Of course the mistake should be put right, of course there should be a review. It would be interesting if the terms of reference for the review were openly debated, especially given the controversy breast cancer screening generates.

In my view the investigation should be undertaken with a no blame culture (unless there is obvious gross misconduct perhaps). Blame cultures tend to push mistakes further underground and make rectifying them far harder.

The whole thing really underscores the critical importance of good quality QA around screening. We are inviting people who think they are healthy for a test that will determine whether they are “healthy” or not. There are downstream consequences (read about the diagnostic oddesy). This makes the ethical position and the absolute need for perfect QA different from an offer of health care for people who have symptoms.

But lives might be saved

Of course people will be concerned that it was their mum or their aunty that was directly affected. On this it is worth reading some of the blogs and commentary published in recent weeks.

For example the SMC expert reaction, the blogs by Prof Spiegelhalter – Out of every 4 women who missed screening and then died of breast cancer, 3 would have died of their cancer anyway, even if they had gone to screening, and this excellent thread, that includes the Harding Centre infographic on the benefits and harms of screening is well worth a look in your considerations.

There will undoubtedly be individual women whose lives have been ‘saved’ by breast cancer screening, these stories make great headlines. It is worth remembering the evidence to date does not indicate an all cause mortality benefit (ie changes cause of death but not time), that evidence is about populations not individuals. There will also be women who have been harmed by screening, we rarely count these outside of clinical trials, and we certainly rarely see media reports about it.

The numbers often quoted in the media are, of course, ‘statistical’ harms . It’s impossible to state with any degree of confidence that a specific woman died because of this error. For newspapers (or lawyers) to suggest otherwise only seems to make a bad situation even worse. It’s misleading at very best and probably worse than that (thanks Chris for that snippet)

What next.

This largely depends on the result of the AgeX study. There are three possible scenarios as I see it

1.      AgeX doesn’t change risk balance equation in screening for older women from what we know now (see from Cochrane review or Marmot 2012 review in Lancet).

Net effect is we likely harm people for little to no discernible good.

There is added harm by rote of opportunity cost of resources consumed in the catch up (that could be used for more valuable interventions). But this is far harder to quantify but its like “passive harm”, rather than active harm in those actually screened.

2.      AgeX finds that harm outweighs good re screening older women.
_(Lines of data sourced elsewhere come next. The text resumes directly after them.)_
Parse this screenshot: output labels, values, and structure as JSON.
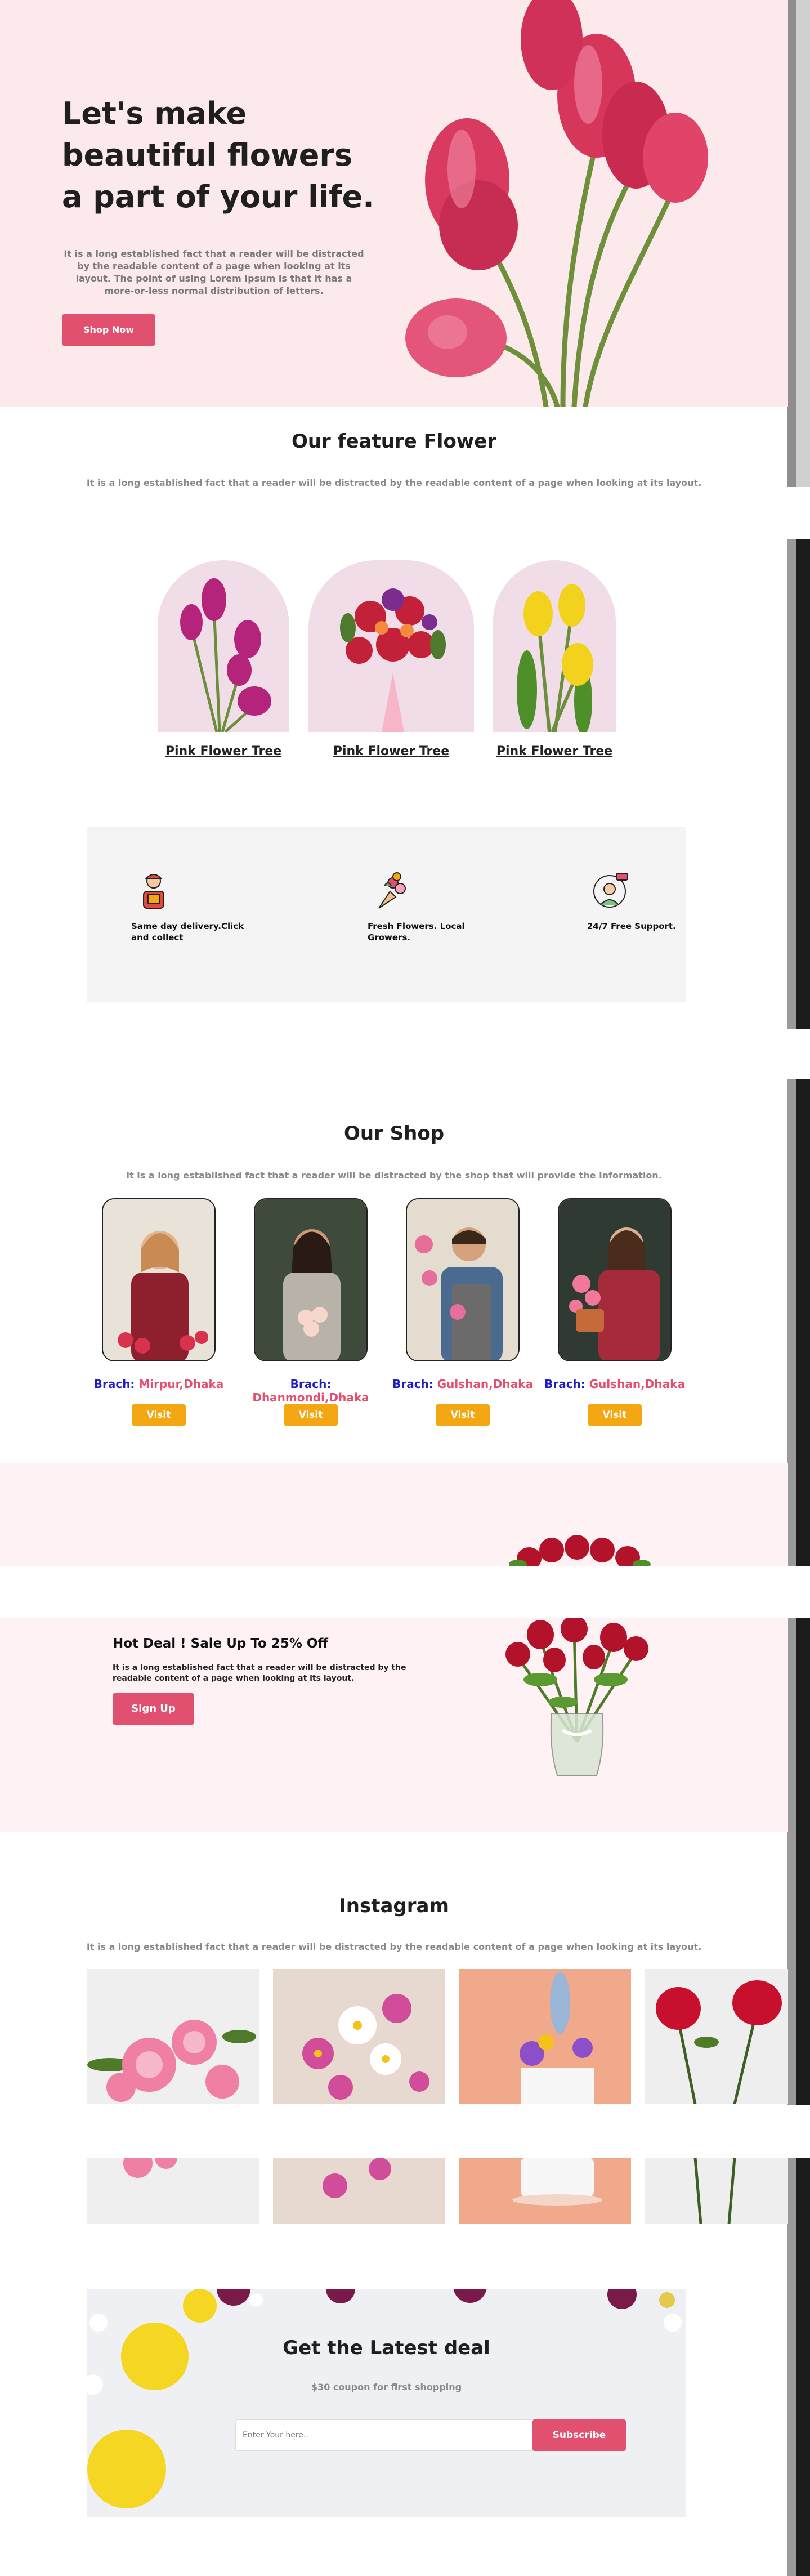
{
  "hero": {
    "title": "Let's make beautiful flowers a part of your life.",
    "description": "It is a long established fact that a reader will be distracted by the readable content of a page when looking at its layout. The point of using Lorem Ipsum is that it has a more-or-less normal distribution of letters.",
    "button": "Shop Now"
  },
  "feature": {
    "title": "Our feature Flower",
    "subtitle": "It is a long established fact that a reader will be distracted by the readable content of a page when looking at its layout.",
    "cards": [
      {
        "label": "Pink Flower Tree"
      },
      {
        "label": "Pink Flower Tree"
      },
      {
        "label": "Pink Flower Tree"
      }
    ]
  },
  "services": [
    {
      "text": "Same day delivery.Click and collect",
      "icon": "delivery-person-icon"
    },
    {
      "text": "Fresh Flowers. Local Growers.",
      "icon": "bouquet-icon"
    },
    {
      "text": "24/7 Free Support.",
      "icon": "support-agent-icon"
    }
  ],
  "shop": {
    "title": "Our Shop",
    "subtitle": "It is a long established fact that a reader will be distracted by the shop that will provide the information.",
    "branch_label": "Brach:",
    "visit_label": "Visit",
    "branches": [
      "Mirpur,Dhaka",
      "Dhanmondi,Dhaka",
      "Gulshan,Dhaka",
      "Gulshan,Dhaka"
    ]
  },
  "deal": {
    "title": "Hot Deal ! Sale Up To 25% Off",
    "description": "It is a long established fact that a reader will be distracted by the readable content of a page when looking at its layout.",
    "button": "Sign Up"
  },
  "instagram": {
    "title": "Instagram",
    "subtitle": "It is a long established fact that a reader will be distracted by the readable content of a page when looking at its layout."
  },
  "newsletter": {
    "title": "Get the Latest deal",
    "subtitle": "$30 coupon for first shopping",
    "input_placeholder": "Enter Your here..",
    "button": "Subscribe"
  },
  "colors": {
    "accent": "#e2506f",
    "visit": "#f3a712",
    "hero_bg": "#fbe9ec",
    "branch_label": "#1f1fbf"
  }
}
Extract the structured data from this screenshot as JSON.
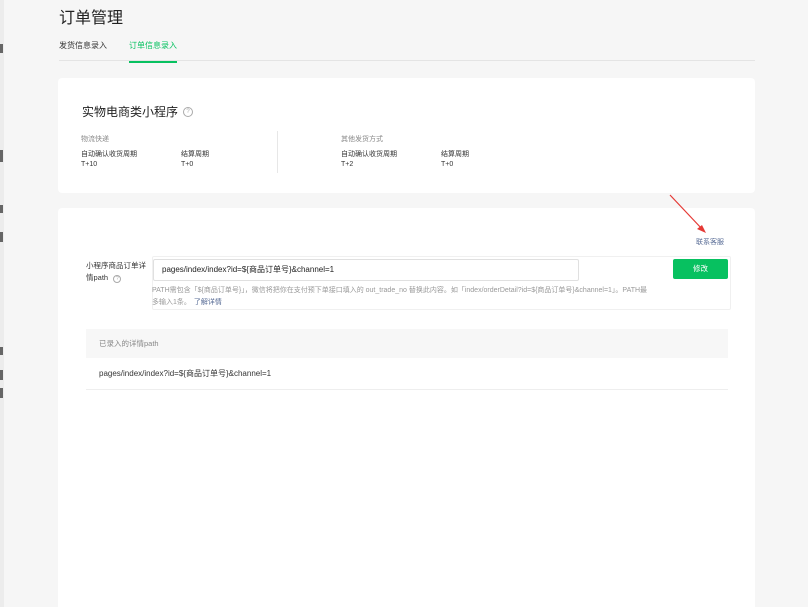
{
  "page": {
    "title": "订单管理"
  },
  "tabs": [
    {
      "label": "发货信息录入"
    },
    {
      "label": "订单信息录入"
    }
  ],
  "summary": {
    "title": "实物电商类小程序",
    "groups": [
      {
        "title": "物流快递",
        "items": [
          {
            "label": "自动确认收货周期",
            "value": "T+10"
          },
          {
            "label": "结算周期",
            "value": "T+0"
          }
        ]
      },
      {
        "title": "其他发货方式",
        "items": [
          {
            "label": "自动确认收货周期",
            "value": "T+2"
          },
          {
            "label": "结算周期",
            "value": "T+0"
          }
        ]
      }
    ]
  },
  "path_section": {
    "contact_label": "联系客服",
    "field_label": "小程序商品订单详情path",
    "input_value": "pages/index/index?id=${商品订单号}&channel=1",
    "modify_label": "修改",
    "hint": "PATH需包含「${商品订单号}」，微信将把你在支付预下单接口填入的 out_trade_no 替换此内容。如「index/orderDetail?id=${商品订单号}&channel=1」。PATH最多输入1条。",
    "hint_link": "了解详情",
    "table_header": "已录入的详情path",
    "rows": [
      "pages/index/index?id=${商品订单号}&channel=1"
    ]
  },
  "colors": {
    "accent": "#07c160",
    "link": "#576b95",
    "annotation_arrow": "#e53935"
  }
}
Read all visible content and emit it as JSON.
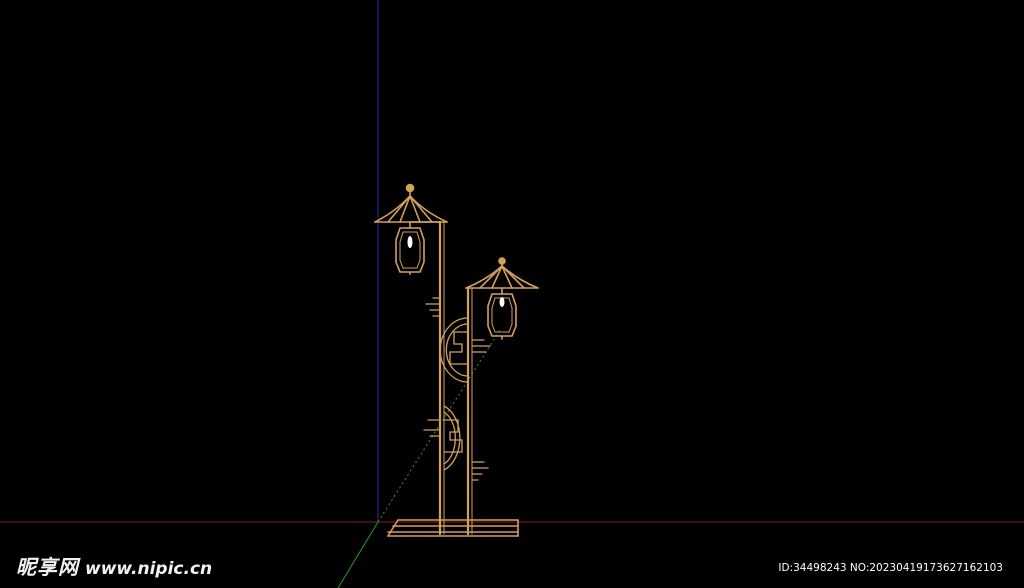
{
  "colors": {
    "background": "#000000",
    "lamp": "#d4a05c",
    "lamp_highlight": "#e8b878",
    "axis_red": "#8b1a1a",
    "axis_green": "#2e8b2e",
    "axis_blue": "#1a1a8b",
    "bulb": "#ffffff"
  },
  "watermark": {
    "logo_cn": "昵享网",
    "logo_url": "www.nipic.cn",
    "id_line": "ID:34498243 NO:20230419173627162103"
  },
  "icons": {
    "model": "street-lamp-model-icon",
    "axes": "3d-axes-icon"
  }
}
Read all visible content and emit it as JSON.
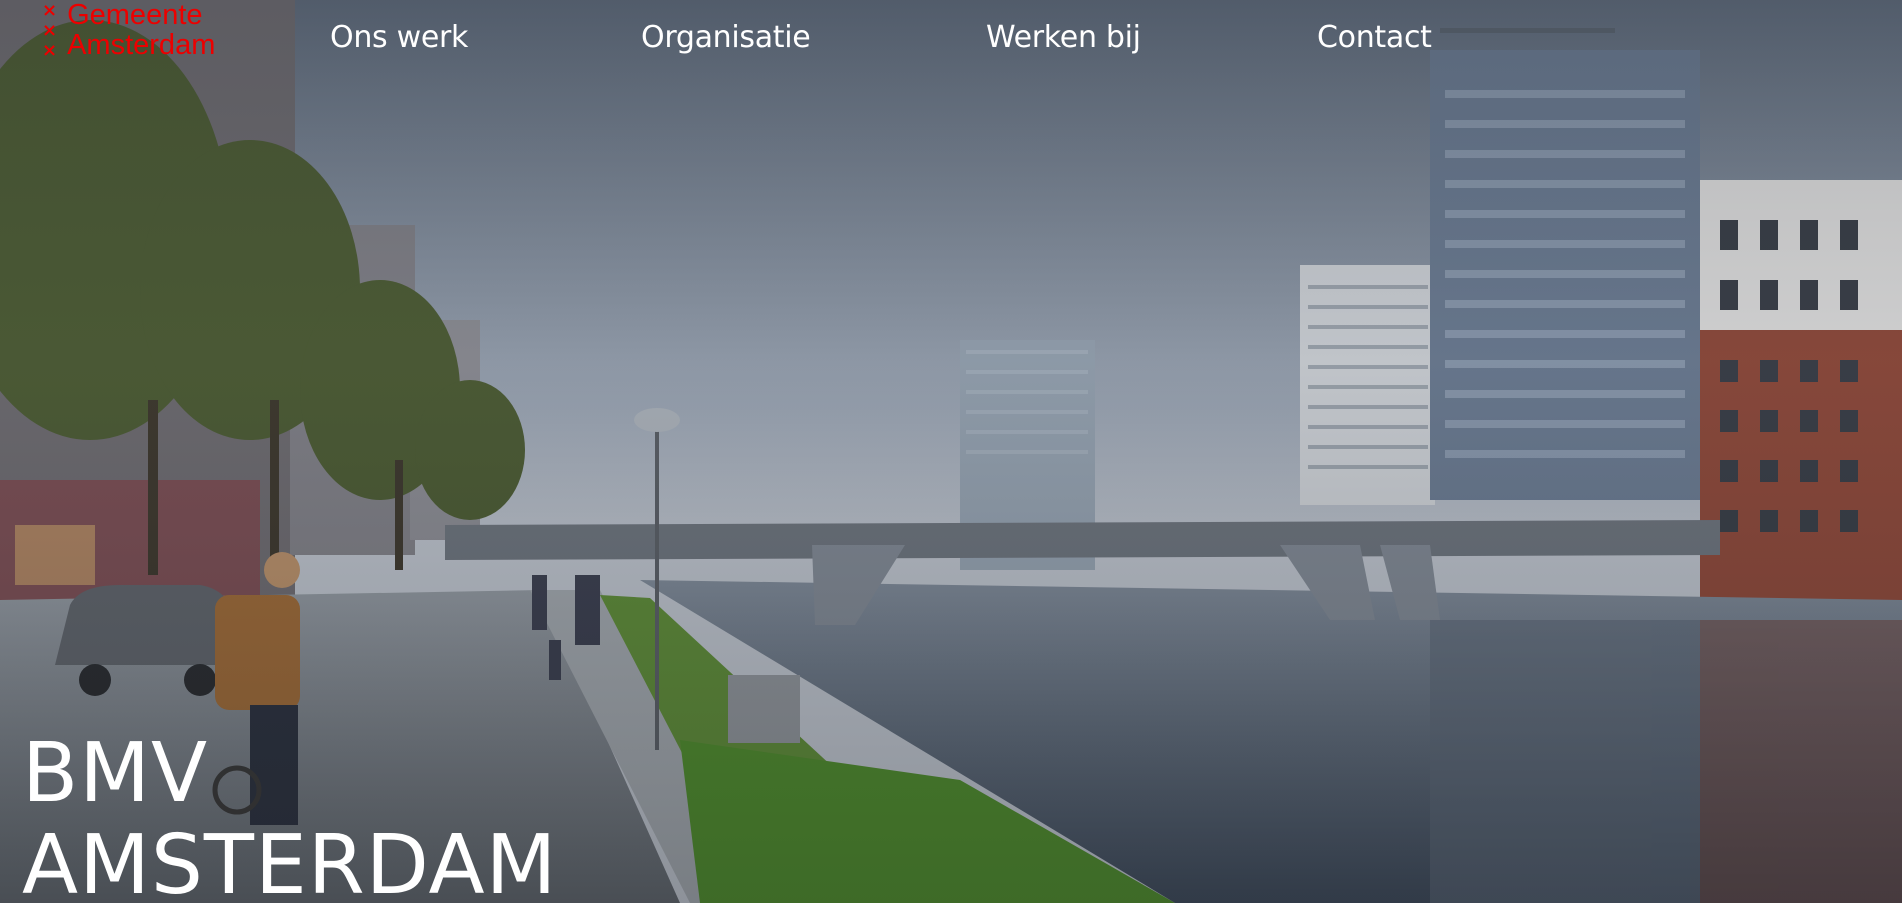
{
  "brand": {
    "crosses": [
      "×",
      "×",
      "×"
    ],
    "line1": "Gemeente",
    "line2": "Amsterdam",
    "color": "#ec0000"
  },
  "nav": {
    "items": [
      {
        "label": "Ons werk"
      },
      {
        "label": "Organisatie"
      },
      {
        "label": "Werken bij"
      },
      {
        "label": "Contact"
      }
    ]
  },
  "hero": {
    "title_line1": "BMV",
    "title_line2": "AMSTERDAM",
    "image_description_icon": "canal-bridge-photo"
  }
}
All above in play, but harm is greater

3.      AgeX finds net benefit in screening older women (ie all cause or cause specific mortality advantage that outweighs harm from over diagnosis).

Well, I will believe it if and when I see it.

Look carefully at the stat analysis plan (cue the Stato professors there as well byond my expertise) and absolute requirement for shared decision making in this process remains.

Also issues around passive harm, described above, remain in the catch up.

Whatever way, we shouldn’t do anything till we have seen and digested AgeX, we should redouble our efforts around shared decisions and good quality risk communication in this space. It might even be time to a full reappraisal for the whole approach, as per what was recently published from France.